Both ink and pencil were written on cured paper made according to Example 5, and was left to soak in a tub of tap water at ambient temperature for 1, 2, 3, 4, 5, 6, 7, 8, 9, 10, 11, 12, 13, 14, 15, 16, 17, 18, 19, 20, 21, 25, 30, 35, 40, 45, 50, 55, and 60 consecutive days. Based upon visual inspection, the ink and pencil writing was retained on the cured paper after soaking in water for 1, 2, 3, 4, 5, 6, 7, 8, 9, 10, 11, 12, 13, 14, 15, 16, 17, 18, 19, 20, 21, 25, 30, 35, 40, 45, 50, 55, and 60 consecutive days. No apparent bleeding, streaking, or fading of the ink or pencil writing had occurred.

Based upon visual inspection, the brightness and luminosity of the cured paper was retained after soaking in water for 1, 2, 3, 4, 5, 6, 7, 8, 9, 10, 11, 12, 13, 14, 15, 16, 17, 18, 19, 20, 21, 25, 30, 35, 40, 45, 50, 55, and 60 consecutive days. No apparent discoloration, molding, or yellowing had occurred.
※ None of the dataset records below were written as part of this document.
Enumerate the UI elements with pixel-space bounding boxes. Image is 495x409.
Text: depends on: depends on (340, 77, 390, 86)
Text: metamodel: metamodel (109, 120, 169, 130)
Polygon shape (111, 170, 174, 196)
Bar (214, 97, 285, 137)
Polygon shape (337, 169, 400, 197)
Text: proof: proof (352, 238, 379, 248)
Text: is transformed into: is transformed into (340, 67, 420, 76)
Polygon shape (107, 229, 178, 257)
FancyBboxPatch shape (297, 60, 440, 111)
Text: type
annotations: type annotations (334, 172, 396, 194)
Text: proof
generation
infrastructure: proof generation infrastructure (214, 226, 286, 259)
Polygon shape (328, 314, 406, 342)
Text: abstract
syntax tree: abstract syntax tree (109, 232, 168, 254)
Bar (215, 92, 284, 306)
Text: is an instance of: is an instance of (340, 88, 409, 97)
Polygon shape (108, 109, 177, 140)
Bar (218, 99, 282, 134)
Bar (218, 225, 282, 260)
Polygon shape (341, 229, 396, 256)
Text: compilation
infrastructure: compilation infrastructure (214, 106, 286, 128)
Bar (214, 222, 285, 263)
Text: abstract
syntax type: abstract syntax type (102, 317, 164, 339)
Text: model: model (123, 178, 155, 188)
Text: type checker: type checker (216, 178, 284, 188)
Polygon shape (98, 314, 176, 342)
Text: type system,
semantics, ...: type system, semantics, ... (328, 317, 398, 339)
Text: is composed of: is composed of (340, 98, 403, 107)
Based upon visual and physical inspection, the structural strength of the cured paper was retained after soaking in water for 1, 2, 3, 4, 5, 6, 7, 8, 9, 10, 11, 12, 13, 14, 15, 16, 17, 18, 19, 20, 21, 25, 30, 35, 40, 45, 50, 55, and 60 consecutive days. No apparent tearing, ripping, or breakage had occurred.

Based upon visual inspection, the print of the cured paper was retained after soaking in water for 1, 2, 3, 4, 5, 6, 7, 8, 9, 10, 11, 12, 13, 14, 15, 16, 17, 18, 19, 20, 21, 25, 30, 35, 40, 45, 50, 55, and 60 consecutive days. No apparent bleeding, streaking, or fading of the print had occurred.

A commercial “Envelope X-RAY Spray,” which temporarily turns opaque paper translucent to allow a user to view the contents of an envelope without ever opening it, was applied to cured paper produced by methods presented herein. The cured paper did not turn translucent after application of the “Envelope X-RAY Spray.” In contrast, paper not comprising the composition turned translucent approximately 30 seconds after application of the spray. Moreover, cured paper presented herein is able to resist absorption of organic solvents, such as alcohol and methyl ethyl ketone.

While the invention has been described in connection with an embodiment, it is not intended to limit the scope of the invention to the particular form set forth, but on the contrary, it is intended to cover such alternatives, modifications, and equivalents as may be included within the spirit and scope of the invention as defined by the appended claims.